Methods: A total of 8 groups (n = 5 specimens per group) were tested at a screw insertion angle of 0°: (1) 3.75-mm single screw, (2) 3.75-mm double screw, (3) 3.75-mm double screw with washers, (4) 3.75-mm double screw with a miniplate, (5) 4.00-mm single screw, (6) 4.00-mm double screw, (7) 4.00-mm double screw with washers, and (8) 4.00-mm double screw with a miniplate. In addition, similar to groups 1 to 3 and 5 to 7, there were 30 additional specimens (n = 5 per group) tested at a screw insertion angle of 15° (groups 9-14). To maintain specimen uniformity, rigid polyurethane foam blocks were used. Testing parameters included a preload of 214 N for 10 seconds, cyclical loading from 184 to 736 N at 1 Hz for 100 cycles, and failure loading at a rate of 15 mm/min until 10 mm of displacement or specimen failure occurred.

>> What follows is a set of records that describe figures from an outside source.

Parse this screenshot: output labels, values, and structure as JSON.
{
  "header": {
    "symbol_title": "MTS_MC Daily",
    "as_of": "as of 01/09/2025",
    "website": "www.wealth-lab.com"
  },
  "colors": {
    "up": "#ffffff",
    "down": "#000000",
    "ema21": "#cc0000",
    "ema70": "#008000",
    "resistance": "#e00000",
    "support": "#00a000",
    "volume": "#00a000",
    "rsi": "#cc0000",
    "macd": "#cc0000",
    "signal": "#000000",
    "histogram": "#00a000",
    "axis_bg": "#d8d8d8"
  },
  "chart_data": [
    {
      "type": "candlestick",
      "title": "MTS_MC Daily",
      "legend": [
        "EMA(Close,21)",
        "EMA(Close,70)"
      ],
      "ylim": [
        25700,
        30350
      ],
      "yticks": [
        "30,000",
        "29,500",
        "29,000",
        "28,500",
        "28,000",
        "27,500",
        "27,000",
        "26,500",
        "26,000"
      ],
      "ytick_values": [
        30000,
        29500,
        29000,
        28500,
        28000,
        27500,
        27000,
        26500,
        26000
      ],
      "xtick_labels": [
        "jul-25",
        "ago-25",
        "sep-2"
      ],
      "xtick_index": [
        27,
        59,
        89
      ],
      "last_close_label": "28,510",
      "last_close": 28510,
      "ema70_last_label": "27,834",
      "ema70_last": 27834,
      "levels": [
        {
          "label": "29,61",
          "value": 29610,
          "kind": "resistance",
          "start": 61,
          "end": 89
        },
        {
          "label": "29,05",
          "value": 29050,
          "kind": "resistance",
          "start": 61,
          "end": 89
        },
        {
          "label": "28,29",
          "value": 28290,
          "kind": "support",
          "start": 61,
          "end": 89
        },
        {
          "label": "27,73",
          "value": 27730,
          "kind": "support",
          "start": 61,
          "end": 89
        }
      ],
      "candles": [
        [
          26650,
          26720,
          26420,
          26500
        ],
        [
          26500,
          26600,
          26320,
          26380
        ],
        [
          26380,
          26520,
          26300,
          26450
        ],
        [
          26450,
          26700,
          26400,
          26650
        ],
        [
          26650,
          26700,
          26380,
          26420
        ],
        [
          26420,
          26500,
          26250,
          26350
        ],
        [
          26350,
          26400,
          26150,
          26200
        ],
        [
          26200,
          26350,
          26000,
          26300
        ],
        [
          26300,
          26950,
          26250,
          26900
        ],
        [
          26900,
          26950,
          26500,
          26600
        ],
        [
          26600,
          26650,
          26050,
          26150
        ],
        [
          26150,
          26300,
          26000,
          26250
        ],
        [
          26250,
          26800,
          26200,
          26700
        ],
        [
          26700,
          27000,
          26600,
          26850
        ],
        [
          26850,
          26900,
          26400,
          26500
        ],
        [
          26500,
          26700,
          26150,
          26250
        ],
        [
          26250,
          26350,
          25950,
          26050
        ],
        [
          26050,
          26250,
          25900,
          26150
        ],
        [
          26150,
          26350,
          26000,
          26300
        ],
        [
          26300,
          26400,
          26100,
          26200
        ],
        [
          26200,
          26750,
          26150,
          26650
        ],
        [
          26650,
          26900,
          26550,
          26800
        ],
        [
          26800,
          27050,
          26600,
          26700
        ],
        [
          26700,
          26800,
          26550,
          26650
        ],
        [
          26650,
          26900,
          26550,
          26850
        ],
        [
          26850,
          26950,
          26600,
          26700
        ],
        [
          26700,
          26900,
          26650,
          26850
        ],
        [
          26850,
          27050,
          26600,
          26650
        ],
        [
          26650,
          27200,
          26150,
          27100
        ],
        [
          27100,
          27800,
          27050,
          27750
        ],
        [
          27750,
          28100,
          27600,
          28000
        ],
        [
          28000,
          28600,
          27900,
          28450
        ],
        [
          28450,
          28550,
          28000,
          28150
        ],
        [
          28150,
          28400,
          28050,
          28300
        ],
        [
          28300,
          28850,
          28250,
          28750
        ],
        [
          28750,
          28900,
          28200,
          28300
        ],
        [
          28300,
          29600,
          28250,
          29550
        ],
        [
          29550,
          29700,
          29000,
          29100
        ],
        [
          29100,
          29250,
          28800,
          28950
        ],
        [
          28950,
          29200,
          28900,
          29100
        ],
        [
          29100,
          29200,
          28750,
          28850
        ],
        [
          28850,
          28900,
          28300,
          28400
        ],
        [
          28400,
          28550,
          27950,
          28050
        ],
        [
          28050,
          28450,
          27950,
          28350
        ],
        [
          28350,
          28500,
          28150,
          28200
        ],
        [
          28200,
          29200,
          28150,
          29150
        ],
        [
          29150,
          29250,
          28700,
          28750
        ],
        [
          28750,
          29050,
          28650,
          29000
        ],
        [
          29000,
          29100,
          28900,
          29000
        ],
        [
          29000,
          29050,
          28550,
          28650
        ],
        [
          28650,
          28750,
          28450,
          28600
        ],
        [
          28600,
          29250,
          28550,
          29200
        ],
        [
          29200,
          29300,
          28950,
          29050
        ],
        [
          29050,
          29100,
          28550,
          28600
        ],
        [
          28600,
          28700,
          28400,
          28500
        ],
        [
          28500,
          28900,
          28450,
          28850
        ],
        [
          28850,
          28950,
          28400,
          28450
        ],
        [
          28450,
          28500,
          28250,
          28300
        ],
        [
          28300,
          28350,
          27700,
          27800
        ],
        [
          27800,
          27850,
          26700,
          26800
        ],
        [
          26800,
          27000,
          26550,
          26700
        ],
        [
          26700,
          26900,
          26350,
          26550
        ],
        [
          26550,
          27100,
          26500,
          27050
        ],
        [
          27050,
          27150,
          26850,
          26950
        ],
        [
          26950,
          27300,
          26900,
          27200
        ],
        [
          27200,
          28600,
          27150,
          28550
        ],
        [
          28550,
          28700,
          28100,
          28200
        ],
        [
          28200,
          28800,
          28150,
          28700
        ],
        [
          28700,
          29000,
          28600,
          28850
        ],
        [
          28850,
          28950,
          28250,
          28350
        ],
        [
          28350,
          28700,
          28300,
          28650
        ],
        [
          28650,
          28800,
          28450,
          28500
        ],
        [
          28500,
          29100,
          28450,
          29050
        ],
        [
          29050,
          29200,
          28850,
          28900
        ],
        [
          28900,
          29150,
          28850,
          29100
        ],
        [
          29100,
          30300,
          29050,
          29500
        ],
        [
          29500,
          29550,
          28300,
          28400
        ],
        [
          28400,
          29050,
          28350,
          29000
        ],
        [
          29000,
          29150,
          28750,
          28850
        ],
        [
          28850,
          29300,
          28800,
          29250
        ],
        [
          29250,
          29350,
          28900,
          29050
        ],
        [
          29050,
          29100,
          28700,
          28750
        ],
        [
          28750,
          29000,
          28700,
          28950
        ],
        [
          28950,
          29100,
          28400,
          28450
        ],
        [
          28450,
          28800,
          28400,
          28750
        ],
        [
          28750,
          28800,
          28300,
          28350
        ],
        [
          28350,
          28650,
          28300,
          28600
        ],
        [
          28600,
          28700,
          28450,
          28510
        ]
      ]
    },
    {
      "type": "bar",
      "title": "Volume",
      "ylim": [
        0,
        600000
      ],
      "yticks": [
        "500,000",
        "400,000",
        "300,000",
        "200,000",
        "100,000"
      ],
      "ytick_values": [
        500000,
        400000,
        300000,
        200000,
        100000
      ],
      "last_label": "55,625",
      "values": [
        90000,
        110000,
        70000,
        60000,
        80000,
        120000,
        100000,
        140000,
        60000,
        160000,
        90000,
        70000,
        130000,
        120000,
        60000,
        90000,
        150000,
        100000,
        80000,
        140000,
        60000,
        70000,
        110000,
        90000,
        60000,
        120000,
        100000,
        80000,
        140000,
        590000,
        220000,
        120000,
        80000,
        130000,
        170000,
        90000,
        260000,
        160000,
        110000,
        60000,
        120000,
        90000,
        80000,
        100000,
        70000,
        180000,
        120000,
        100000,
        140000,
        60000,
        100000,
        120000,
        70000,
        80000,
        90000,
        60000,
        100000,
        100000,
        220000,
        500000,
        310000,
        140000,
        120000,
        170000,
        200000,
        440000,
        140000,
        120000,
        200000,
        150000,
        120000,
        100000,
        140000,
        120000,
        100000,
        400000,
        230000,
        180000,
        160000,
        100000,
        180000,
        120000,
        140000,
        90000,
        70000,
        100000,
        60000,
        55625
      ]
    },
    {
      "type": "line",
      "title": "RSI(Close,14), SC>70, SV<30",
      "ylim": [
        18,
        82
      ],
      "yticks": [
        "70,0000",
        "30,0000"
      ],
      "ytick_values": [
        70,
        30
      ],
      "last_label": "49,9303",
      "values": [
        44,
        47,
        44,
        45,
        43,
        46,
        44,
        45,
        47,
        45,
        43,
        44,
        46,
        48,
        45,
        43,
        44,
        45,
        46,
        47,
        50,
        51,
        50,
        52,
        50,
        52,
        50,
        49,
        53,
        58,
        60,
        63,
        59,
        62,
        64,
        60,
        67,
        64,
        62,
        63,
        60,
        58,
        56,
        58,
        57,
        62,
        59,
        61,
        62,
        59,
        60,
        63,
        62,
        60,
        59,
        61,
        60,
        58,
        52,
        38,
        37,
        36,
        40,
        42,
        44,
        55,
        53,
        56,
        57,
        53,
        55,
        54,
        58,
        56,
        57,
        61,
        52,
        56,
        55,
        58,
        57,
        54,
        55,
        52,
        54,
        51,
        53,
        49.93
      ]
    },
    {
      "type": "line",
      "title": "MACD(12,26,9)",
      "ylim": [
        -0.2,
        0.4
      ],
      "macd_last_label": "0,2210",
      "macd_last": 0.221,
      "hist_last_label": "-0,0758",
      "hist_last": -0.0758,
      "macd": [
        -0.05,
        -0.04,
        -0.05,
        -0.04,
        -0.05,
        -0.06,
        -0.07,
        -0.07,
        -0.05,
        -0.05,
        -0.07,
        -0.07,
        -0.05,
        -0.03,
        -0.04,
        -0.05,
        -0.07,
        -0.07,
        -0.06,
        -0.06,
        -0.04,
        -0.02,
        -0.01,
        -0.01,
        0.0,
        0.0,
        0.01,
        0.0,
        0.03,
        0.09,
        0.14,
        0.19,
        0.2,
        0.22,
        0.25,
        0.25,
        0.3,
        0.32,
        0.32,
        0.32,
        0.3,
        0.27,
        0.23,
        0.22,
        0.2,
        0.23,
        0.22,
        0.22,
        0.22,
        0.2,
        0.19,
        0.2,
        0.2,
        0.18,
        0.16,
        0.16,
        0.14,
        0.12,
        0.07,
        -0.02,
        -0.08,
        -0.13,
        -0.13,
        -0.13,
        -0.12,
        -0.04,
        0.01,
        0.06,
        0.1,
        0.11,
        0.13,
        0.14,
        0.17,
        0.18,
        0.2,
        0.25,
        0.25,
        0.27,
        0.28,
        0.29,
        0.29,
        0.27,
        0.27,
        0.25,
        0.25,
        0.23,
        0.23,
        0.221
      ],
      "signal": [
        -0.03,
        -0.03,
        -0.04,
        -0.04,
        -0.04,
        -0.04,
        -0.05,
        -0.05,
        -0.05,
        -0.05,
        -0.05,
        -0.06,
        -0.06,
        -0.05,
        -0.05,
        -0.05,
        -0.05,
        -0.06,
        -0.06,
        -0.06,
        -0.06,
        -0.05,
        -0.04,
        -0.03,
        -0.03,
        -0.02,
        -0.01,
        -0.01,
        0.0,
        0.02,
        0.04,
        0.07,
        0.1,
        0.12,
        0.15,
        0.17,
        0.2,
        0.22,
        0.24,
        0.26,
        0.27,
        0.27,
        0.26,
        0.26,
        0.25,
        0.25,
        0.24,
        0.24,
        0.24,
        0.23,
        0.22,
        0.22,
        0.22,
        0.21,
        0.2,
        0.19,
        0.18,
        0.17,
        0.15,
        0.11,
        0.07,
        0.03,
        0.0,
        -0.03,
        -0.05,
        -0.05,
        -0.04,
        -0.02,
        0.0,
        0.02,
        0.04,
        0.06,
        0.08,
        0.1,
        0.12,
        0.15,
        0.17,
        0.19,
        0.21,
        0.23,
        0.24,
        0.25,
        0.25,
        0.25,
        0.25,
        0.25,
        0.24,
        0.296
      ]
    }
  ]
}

Results: All single-screw constructs and 77% of 15° screw constructs failed before the completion of cyclical loading. Across all groups, group 8 (4.00-mm double screw with miniplate) demonstrated the highest maximum failure load (P < .001). There were no differences in failure loads among specimens with single-screw fixation (groups 1, 5, 9, and 12; P > .05). All specimens in groups 9, 10, 11, 12, 13, and 14 (insertion angle of 15°) had significantly lower maximum failure loads compared with specimens in groups 2, 3, 4, 6, 7, and 8 (insertion angle of 0°) (P < .001 for all).

Conclusion: These results indicate significantly superior failure loads with the miniplate compared with all other constructs. Across all fixation techniques and screw sizes, constructs with screws inserted at 0° performed better than constructs with screws inserted at 15°.

Clinical relevance: The use of a miniplate for coracoid fixation during the Latarjet procedure may provide a more durable construct for the high-demand contact athlete.

Keywords: Latarjet; biomechanics; glenoid reconstruction; instability; shoulder.